Sedangkan pada tokoh Saodah sendiri, kita dapat melihat bagaimana konsep seorang perempuan yang dijelaskan pada cerpen tersebut. Urgon Prasad menerangkan bahwa perempuan akan diterima dan dianggap sebagai perempuan ketika mampu memenuhi kodratnya sebagai seorang perempuan. Maksud dalam cerpen ini adalah memasak. Saodah mempunyai keahlian memasak bagi orang kampung, oleh karena itu dia tidak dikucilkan oleh orang sekampungnya padahal ia memiliki seorang suami yang murtad. Pernyataan bahwa masakan Saodah telah mengangkat derajatnya sebagai seorang perempuan ini terlihat pada perkataan Aminah “”Bukan, bukan berdagangnya. Memasak untuk orang kampung. Ya, itu yang menyelamatkannya,” kalimat Aminah terputus sebentar. Sorot matanya sempat nyalang ketika dia bergumam, ”itu menyelamatkanku.”

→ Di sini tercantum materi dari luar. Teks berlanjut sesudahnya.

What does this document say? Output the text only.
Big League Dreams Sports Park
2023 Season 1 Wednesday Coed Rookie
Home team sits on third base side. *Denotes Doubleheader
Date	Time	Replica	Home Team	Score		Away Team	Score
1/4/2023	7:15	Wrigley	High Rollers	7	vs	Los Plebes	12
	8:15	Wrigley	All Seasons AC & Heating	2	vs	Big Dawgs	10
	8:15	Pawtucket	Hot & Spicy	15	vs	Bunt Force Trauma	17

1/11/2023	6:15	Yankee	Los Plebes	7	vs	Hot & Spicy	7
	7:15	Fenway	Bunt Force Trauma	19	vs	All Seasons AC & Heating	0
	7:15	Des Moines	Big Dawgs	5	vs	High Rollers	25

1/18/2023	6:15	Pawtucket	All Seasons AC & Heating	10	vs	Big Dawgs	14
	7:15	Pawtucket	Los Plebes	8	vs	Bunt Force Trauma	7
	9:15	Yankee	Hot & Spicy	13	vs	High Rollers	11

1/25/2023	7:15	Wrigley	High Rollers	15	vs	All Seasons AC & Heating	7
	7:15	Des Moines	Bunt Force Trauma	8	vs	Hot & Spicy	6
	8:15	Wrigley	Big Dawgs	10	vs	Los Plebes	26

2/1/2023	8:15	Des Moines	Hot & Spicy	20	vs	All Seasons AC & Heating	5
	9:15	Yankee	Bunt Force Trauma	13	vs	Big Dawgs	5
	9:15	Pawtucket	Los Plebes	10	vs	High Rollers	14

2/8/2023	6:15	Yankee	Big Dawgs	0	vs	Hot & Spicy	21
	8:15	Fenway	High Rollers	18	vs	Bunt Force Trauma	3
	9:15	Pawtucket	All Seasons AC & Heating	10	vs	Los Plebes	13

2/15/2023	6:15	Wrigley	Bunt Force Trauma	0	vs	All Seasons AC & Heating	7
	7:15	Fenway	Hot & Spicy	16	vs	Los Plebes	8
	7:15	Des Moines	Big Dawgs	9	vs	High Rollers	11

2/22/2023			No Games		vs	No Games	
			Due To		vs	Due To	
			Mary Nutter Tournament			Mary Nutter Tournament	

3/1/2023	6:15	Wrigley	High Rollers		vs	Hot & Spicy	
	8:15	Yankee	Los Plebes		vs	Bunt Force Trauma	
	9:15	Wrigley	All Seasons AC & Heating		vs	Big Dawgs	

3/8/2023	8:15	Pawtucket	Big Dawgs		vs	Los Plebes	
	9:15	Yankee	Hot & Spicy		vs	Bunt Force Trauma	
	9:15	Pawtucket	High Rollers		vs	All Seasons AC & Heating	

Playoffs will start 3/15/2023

 Selama ini kita ketahui pekerjaan memasak di dapur yang dianggap oleh laki-laki sebagai sesuatu pekerjaan yang sepele dan sebagai tugas perempuan yang tidak membutuhkan kerja fisik. Padahal di dalam tokoh Saodah terlihat ia dapat memanfaatkan keahliannya memasak itu untuk menghidupi keluarganya sehari-hari. Ia dapat menghidupi keluarganya seorang diri tanpa suami dan tanpa bantuan siapapun,terlihat jelas saat Saodah memasak ia selalu menolak bantuan dari siapapun. Hal ini membuktikan bahwa perempuan bukan kaum yang selalu dipandang lemah. Dikuatkan lagi dengan tokoh Saodah yang tidak ramah serta memiliki pribadi yang tidak disukai orang-orang,disini terlihat ia bukan seperti janda-janda pada umumnya yang genit,dan menyambung hidup dengan belas kasihan laki-laki.

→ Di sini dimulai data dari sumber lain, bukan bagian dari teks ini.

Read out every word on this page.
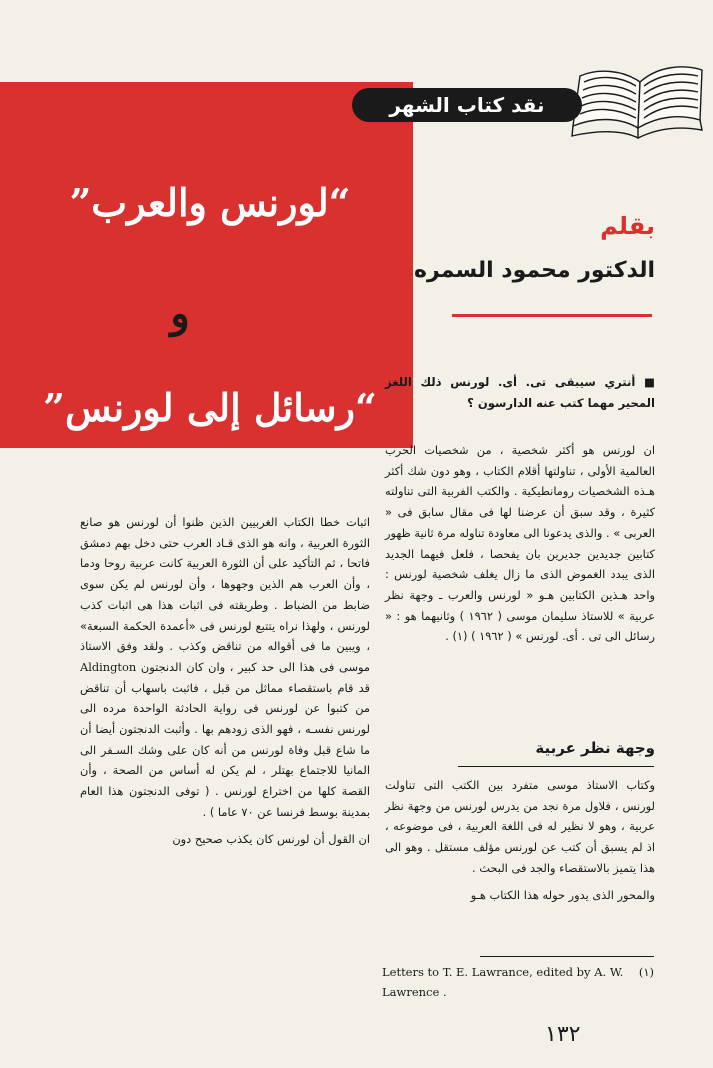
“لورنس والعرب”
و
“رسائل إلى لورنس”
نقد كتاب الشهر
بقلم
الدكتور محمود السمره
■ أنتري سيبقى تى. أى. لورنس ذلك اللغز المحير مهما كتب عنه الدارسون ؟

ان لورنس هو أكثر شخصية ، من شخصيات الحرب العالمية الأولى ، تناولتها أقلام الكتاب ، وهو دون شك أكثر هـذه الشخصيات رومانطيكية . والكتب الفربية التى تناولته كثيرة ، وقد سبق أن عرضنا لها فى مقال سابق فى « العربى » . والذى يدعونا الى معاودة تناوله مرة ثانية ظهور كتابين جديدين جديرين بان يفحصا ، فلعل فيهما الجديد الذى يبدد الغموض الذى ما زال يغلف شخصية لورنس : واحد هـذين الكتابين هـو « لورنس والعرب ـ وجهة نظر عربية » للاستاذ سليمان موسى ( ١٩٦٢ ) وثانيهما هو : « رسائل الى تى . أى. لورنس » ( ١٩٦٢ ) (١) .

وجهة نظر عربية

وكتاب الاستاذ موسى متفرد بين الكتب التى تناولت لورنس ، فلاول مرة نجد من يدرس لورنس من وجهة نظر عربية ، وهو لا نظير له فى اللغة العربية ، فى موضوعه ، اذ لم يسبق أن كتب عن لورنس مؤلف مستقل . وهو الى هذا يتميز بالاستقصاء والجد فى البحث .

والمحور الذى يدور حوله هذا الكتاب هـو

Letters to T. E. Lawrance, edited by A. W. Lawrence .
(١)

اثبات خطا الكتاب الغربيين الذين ظنوا أن لورنس هو صانع الثورة العربية ، وانه هو الذى قـاد العرب حتى دخل بهم دمشق فاتحا ، ثم التأكيد على أن الثورة العربية كانت عربية روحا ودما ، وأن العرب هم الذين وجهوها ، وأن لورنس لم يكن سوى ضابط من الضباط . وطريقته فى اثبات هذا هى اثبات كذب لورنس ، ولهذا نراه يتتبع لورنس فى «أعمدة الحكمة السبعة» ، ويبين ما فى أقواله من تناقض وكذب . ولقد وفق الاستاذ موسى فى هذا الى حد كبير ، وان كان الدنجتون Aldington قد قام باستقصاء مماثل من قبل ، فاثبت باسهاب أن تناقض من كتبوا عن لورنس فى رواية الحادثة الواحدة مرده الى لورنس نفسـه ، فهو الذى زودهم بها . وأثبت الدنجتون أيضا أن ما شاع قبل وفاة لورنس من أنه كان على وشك السـفر الى المانيا للاجتماع بهتلر ، لم يكن له أساس من الصحة ، وأن القصة كلها من اختراع لورنس . ( توفى الدنجتون هذا العام بمدينة بوسط فرنسا عن ٧٠ عاما ) .

ان القول أن لورنس كان يكذب صحيح دون

١٣٢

Pandangan  bahwa perempuan lemah juga terlihat pada percakapan Wak Misnah kepada tokoh “Aku” dalam wejangannya setelah tahlilan Wak Haji Mail “Kedua, bahwa tempat gila manusia sudah lama terpisah-pisah. Laki-laki sinting di jalan, perempuan di dapur. ” Pandangan seperti inilah yang harus kita ubah bersama. Bahwa sudah tidak masanya lagi perempuan yang sukses adalah perempuan yang diam di rumah saja dan menganggap kontribusi untuk dunia luar tidaklah penting. Banyak orang yang termakan pola berpikir bahwa peran perempuan terbatas pada dapur, sumur dan tempat tidur, sehingga pada akhirnya hal di luar itu menjadi tidak penting.

Pernyataan diatas itu secara implisif menjadi sebuah kritik bagi konsep perbedaan gender laki-laki dan perempuan. Para lelaki selalu menganggap bahwa pekerjaan perempuan sangatlah mudah,tidak memerlukan kekuatan fisik,dan hanya dirumah saja. Sedangkan laki-laki yang terlihat sangat berjasa karena membanting tulang mencari nafkah untuk keluarga. Padahal sejatinya tugas seorang perempuan sangatlah banyak dalam keluarga dan tentunya tidak semudah yang dibayangkan para lelaki. Para lelaki  harusnya sadar, peran sebagai seorang ibu itu sangat melelahkan dan tak mengenal batas waktu. Dalam cerpen “Perempuan Sinting di Dapur” telah mengisyaratkan pesan-pesan tersebut.